Homme de réseaux, au discours et à l’accent truculent, il est l’un des fers de lance de la campagne de Jacques Chirac en 1981. C’est tout naturellement que ce dernier le nommera Place Beauvau en 1986, lors de la première cohabitation. Ministre de l’Intérieur à poigne, il est en première ligne lors des manifs étudiantes contre la loi Devaquet au cours desquelles un manifestant, Malik Oussekine, meurt roué de coups par les voltigeurs le 5 décembre 1986. Ce drame lui collera à la peau. C’est également durant cette période qu’il donne son nom à une loi durcissant le séjour des étrangers en France, et aux fameux «charters Pasqua-Pandreau» (de son nom et du ministre de la Sécurité de l’époque). Superflic au moment des attentats contre le TGV Paris-Lyon (10 blessés) et la galerie des Champs-Elysées (2 morts et 28 blessés), il lance le fameux «il faut terroriser les terroristes». Entre les deux tours de la présidentielle de 1988, il n’hésitera à prôner l’alliance avec le Front national qui, explique-t-il, «se réclame des mêmes préoccupations et des mêmes valeurs que la majorité».

En 1990, surprise, il présente avec Philippe Seguin une motion souverainiste contre Chirac, prémice de la rupture qui sera consommée en 1994 lorsqu’il se rallie à Edouard Balladur en vue de la présidentielle de 1995. Un candidat dont il était devenu ministre de l’Intérieur, revenu place Beauvau en 1993. Un second mandat de premier flic de France lors duquel il sera confronté aux manifs contre le CIP et la fusillade de la place de la Nation déclenchée par Audry Maupin et Florence Rey. Un drame à la suite duquel il se déclare «personnellement en faveur du retour de la peine de mort». Il finira sa carrière politique au Parlement européen, menant en 1999 une liste souverainiste au nom du RPF (Rassemblement pour la France) qui devancera celle du RPR officiel de Sarkozy.

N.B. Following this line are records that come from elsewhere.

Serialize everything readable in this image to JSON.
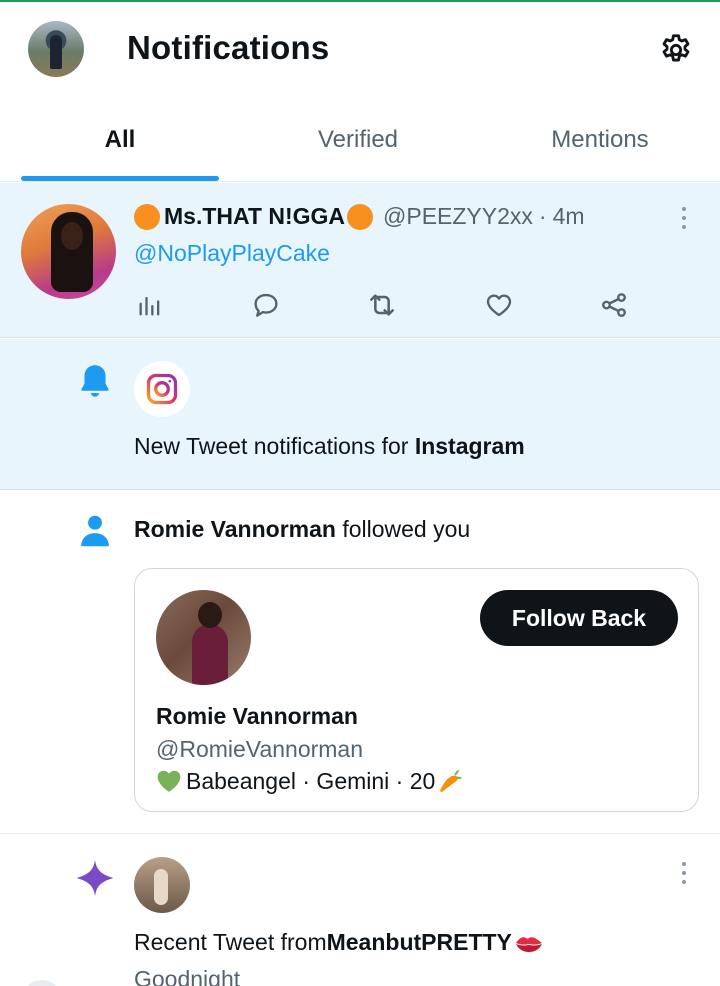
{
  "header": {
    "title": "Notifications",
    "avatar_icon": "user-avatar",
    "settings_icon": "gear-icon"
  },
  "tabs": [
    {
      "label": "All",
      "active": true
    },
    {
      "label": "Verified",
      "active": false
    },
    {
      "label": "Mentions",
      "active": false
    }
  ],
  "tweet": {
    "display_name": "Ms.THAT N!GGA",
    "handle": "@PEEZYY2xx",
    "separator": "·",
    "time": "4m",
    "mention": "@NoPlayPlayCake",
    "actions": [
      "views-icon",
      "reply-icon",
      "retweet-icon",
      "like-icon",
      "share-icon"
    ]
  },
  "notification_instagram": {
    "text_prefix": "New Tweet notifications for ",
    "account": "Instagram"
  },
  "notification_follow": {
    "name": "Romie Vannorman",
    "text_suffix": " followed you",
    "card": {
      "name": "Romie Vannorman",
      "handle": "@RomieVannorman",
      "bio": "Babeangel · Gemini · 20",
      "button_label": "Follow Back"
    }
  },
  "notification_recent": {
    "text_prefix": "Recent Tweet from ",
    "account": "MeanbutPRETTY",
    "preview": "Goodnight"
  },
  "colors": {
    "accent": "#1d9bf0",
    "highlight_bg": "#e8f5fd",
    "sparkle": "#794bc4",
    "text_primary": "#0f1419",
    "text_secondary": "#536471"
  }
}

Prison avec sursis. Mais derrière sa bonhomie, Charles Pasqua c’est aussi les affaires et quinze ans de déboires judiciaires. L’ancien ministre a été cité dans une dizaine de dossiers : le casino d’Anemasse, l’Angolate, la Sofremi, le siège de GEC-Alsthom transport et, bien sûr, l’affaire «pétrole contre nourriture» pour laquelle il est mis en examen pour «trafic d’influence aggravé» et «corruption d’agent public étranger». Affaire pour laquelle il est finalement relaxé en juillet 2013. En tout, avec toutes ces affaires liées au financement politique qui lui avait valu le surnom de «parrain des Hauts-de-Seine» chez ses opposants, Charles Pasqua écopera à deux reprises de prison avec sursis. C’est d’ailleurs devant un tribunal qu’il avait fait sa dernière apparition publique : il était poursuivi avec André Santini devant la cour d’appel de Versailles pour «détournement de fonds publics» dans l’affaire de la fondation Hamon. Il avait, bien sûr, clamé son innocence.